SobatTOSS! Menurut Global TB Report yang dirilis oleh World Health Organization pada bulan Oktober 2021, estimasi kasus tuberkulosis resistan obat (TBC RO) di Indonesia saat ini sejumlah 24.000 kasus. Tetapi, pasien yang terkonfirmasi laboratorium hanya 7.921 orang dan yang memulai pengobatan baru 5.232 saja.
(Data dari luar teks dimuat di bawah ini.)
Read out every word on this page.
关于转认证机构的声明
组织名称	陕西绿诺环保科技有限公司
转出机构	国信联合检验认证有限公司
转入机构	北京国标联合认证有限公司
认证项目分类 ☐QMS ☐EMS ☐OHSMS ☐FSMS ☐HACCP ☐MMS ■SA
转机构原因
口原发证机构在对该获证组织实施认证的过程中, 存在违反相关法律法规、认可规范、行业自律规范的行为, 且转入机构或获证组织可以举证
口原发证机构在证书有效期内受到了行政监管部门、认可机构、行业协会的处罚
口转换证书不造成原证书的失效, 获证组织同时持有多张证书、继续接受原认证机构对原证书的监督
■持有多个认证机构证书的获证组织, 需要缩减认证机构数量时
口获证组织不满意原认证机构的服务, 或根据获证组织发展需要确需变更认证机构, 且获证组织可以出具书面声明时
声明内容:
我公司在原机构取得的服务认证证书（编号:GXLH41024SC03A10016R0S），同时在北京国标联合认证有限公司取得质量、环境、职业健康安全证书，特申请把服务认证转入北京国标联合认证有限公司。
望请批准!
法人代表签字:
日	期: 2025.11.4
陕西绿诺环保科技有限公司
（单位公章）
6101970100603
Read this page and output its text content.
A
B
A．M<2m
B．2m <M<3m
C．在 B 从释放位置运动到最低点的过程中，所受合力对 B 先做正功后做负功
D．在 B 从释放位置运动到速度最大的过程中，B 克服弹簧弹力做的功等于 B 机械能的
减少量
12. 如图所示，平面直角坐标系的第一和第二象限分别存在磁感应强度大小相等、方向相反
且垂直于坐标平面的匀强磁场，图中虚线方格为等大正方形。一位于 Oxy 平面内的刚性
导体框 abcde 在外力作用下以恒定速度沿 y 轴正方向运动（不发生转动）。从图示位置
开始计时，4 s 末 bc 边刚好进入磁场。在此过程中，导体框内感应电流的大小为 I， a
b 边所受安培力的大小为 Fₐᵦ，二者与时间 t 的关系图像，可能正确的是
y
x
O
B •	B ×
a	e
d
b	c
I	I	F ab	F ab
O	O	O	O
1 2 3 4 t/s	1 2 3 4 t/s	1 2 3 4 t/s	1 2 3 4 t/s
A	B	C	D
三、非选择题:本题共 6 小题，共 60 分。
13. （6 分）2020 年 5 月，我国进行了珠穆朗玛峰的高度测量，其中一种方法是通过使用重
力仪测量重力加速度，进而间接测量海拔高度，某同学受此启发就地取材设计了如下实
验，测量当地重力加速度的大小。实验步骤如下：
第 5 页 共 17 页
Besarnya kesenjangan penemuan kasus dan sedikitnya orang dengan TBC RO yang memulai pengobatan menjadi pertanyaan besar kira-kira kemanakah dua ribu orang yang lainnya? Apakah tidak diobati? Mari kita bahas jawabannya,
1. Pemahaman dan Pengetahuan tentang Tuberkulosis
Kurangnya pengetahuan tentang gejala TBC membuat pasien TBC tidak tanggap berobat ketika muncul gejala dan cenderung mendiamkan saja. Selain itu, pemahaman di masyarakat terkait TBC masih menjadi persoalan. Adanya anggapan bahwa TBC adalah penyakit yang tidak dapat disembuhkan membuat seseorang tidak ingin mengakses pengobatan.
2. Stigma dan Diskriminasi Terhadap Tuberkulosis
Stigma yang masih melekat pada penyakit TBC membuat pasien enggan untuk terbuka dan memilih untuk menyembunyikan penyakitnya. Stigma dapat muncul dari dalam diri pasien sendiri, dari lingkungan maupun dari layanan kesehatan. Karenanya, pasien dapat menjadi tidak ingin berobat atau tidak melanjutkan pengobatan sampai tuntas.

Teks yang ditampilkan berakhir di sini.